Converts the raw .CSV data file downloaded from an online conjoint experiment run using the Qualtrics survey software into a data frame usable by the amce routine. Each row of the Qualtrics .CSV file is a single survey respondent. The rows of the resulting dataframe correspond to individual profile choices. Currently, the function supports various types of outcomes in a conjoint experiment, with details explained below.
read.qualtrics(filename, responses = NULL, covariates = NULL, respondentID = NULL, letter = "F", new.format=FALSE, ranks = NULL)read.qualtrics(filename, responses = NULL, covariates = NULL, respondentID = NULL, letter = "F", new.format=FALSE, ranks = NULL)
filename |
A .CSV file containing responses exported from a Qualtrics survey experiment. The first row contains question and variable identifiers (e.g. V1, Q1). The second row contains variable names and question texts. Subsequent rows contain the answers of each respondent. This .CSV file can be exported through the "Download Data" panel in the Qualtrics web interface. Note that answers should be shown as "coded values" and not as choice text. |
responses |
A character or integer vector with the identifiers of the CSV columns that contain the conjoint responses. The first element corresponds to the identifier of the first question, the second element corresponds to the second question and so on. The length of this vector must be equal to the number of conjoint tasks answered by each respondent. Identifiers are typically in the form "Q#" - e.g. |
covariates |
A character vector denoting the column names of any other respondent-level characteristics measured in the survey that should be included in the resulting dataframe. |
respondentID |
A character string denoting a column containing a unique identifier for each respondent (e.g. an IP address). This identifier will be carried over into the output. If NULL, each respondent will be given an arbitrary identifier in the output dataframe. Leave as NULL if you do not want responses to be linked back to a known respondent identifier. |
new.format |
Indicator for whether the .csv file is from the new Qualtrics export format with three title rows (TRUE) or from the old format (FALSE) with two title rows. Defaults to FALSE. |
ranks |
An integer vector with the identifiers of the CSV columns that contain the conjoint rankings or ratings. |
letter |
The beginning letter used in the naming convention of levels and attributes. |
This function currently only works with experiments that generate profiles using .PHP scripts created by the Conjoint Survey Design Tool. It also is only able to handle standard conjoint designs (binary outcome variable/forced choice).

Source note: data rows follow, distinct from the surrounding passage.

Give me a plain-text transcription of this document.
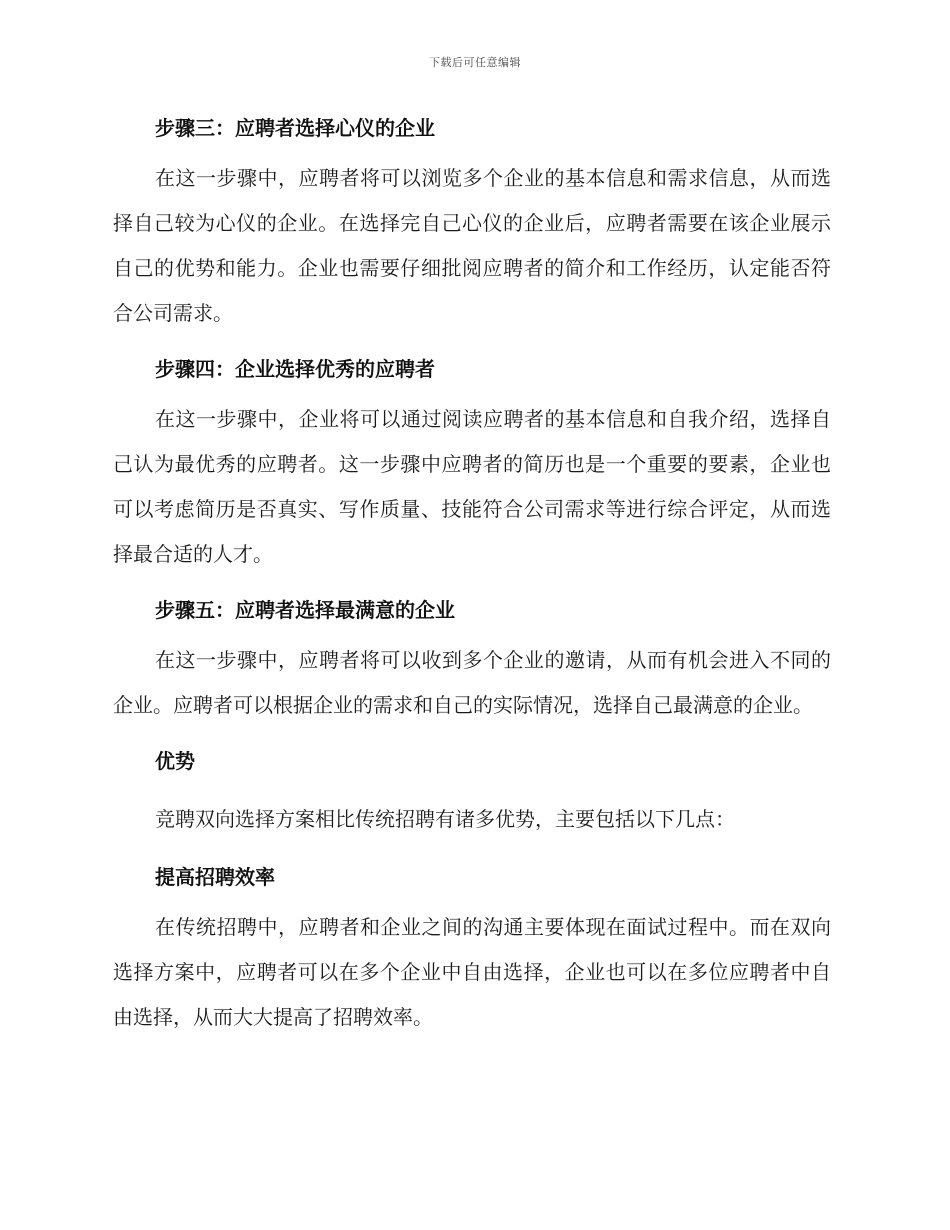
下载后可任意编辑
步骤三：应聘者选择心仪的企业

在这一步骤中，应聘者将可以浏览多个企业的基本信息和需求信息，从而选择自己较为心仪的企业。在选择完自己心仪的企业后，应聘者需要在该企业展示自己的优势和能力。企业也需要仔细批阅应聘者的简介和工作经历，认定能否符合公司需求。

步骤四：企业选择优秀的应聘者

在这一步骤中，企业将可以通过阅读应聘者的基本信息和自我介绍，选择自己认为最优秀的应聘者。这一步骤中应聘者的简历也是一个重要的要素，企业也可以考虑简历是否真实、写作质量、技能符合公司需求等进行综合评定，从而选择最合适的人才。

步骤五：应聘者选择最满意的企业

在这一步骤中，应聘者将可以收到多个企业的邀请，从而有机会进入不同的企业。应聘者可以根据企业的需求和自己的实际情况，选择自己最满意的企业。

优势

竞聘双向选择方案相比传统招聘有诸多优势，主要包括以下几点：

提高招聘效率

在传统招聘中，应聘者和企业之间的沟通主要体现在面试过程中。而在双向选择方案中，应聘者可以在多个企业中自由选择，企业也可以在多位应聘者中自由选择，从而大大提高了招聘效率。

(https://github.com/astrezhnev/conjointsdt/).
For each respondent in the .CSV file, attribute and level names are stored using the following naming convention:
Level Name: F-[task number]-[profile number]-[attribute number]
Attribute Name: F-[task number]-[attribute number]
Example: F-1-3-2 denotes the level corresponding to Task 1, Profile 3, Attribute 2
F-3-3 denotes the attribute name corresponding to Task 3, Attribute 3
Special Characters: Some special characters have been reserved for this function if (cjoint>v2.0.6) for efficienty purpose. This means some special characters cannot be used in the attribute names in your data. However, if you still want to display special characters in attribute names in your plot, you may want to use the argument attribute.names in function plot.amce to customize the display of your attribute names.
East Asian Language Support: The read.qualtrics function relies on the read.csv function in R-core. The read.csv function only works well for some of character encoding, but not others, for East Asian languages in some Operation
systems. In Windows, .csv files containing East Asian languages such as Chinese or Japanese should be stored in the ANSI encoding rather than UTF-8 for the read.csv function to work. Further, if you are reading the csv file in a Windows OS with a different display language as the file you are trying to read in, you will need to reconfigure R into the language of the csv file by Sys.setlocale().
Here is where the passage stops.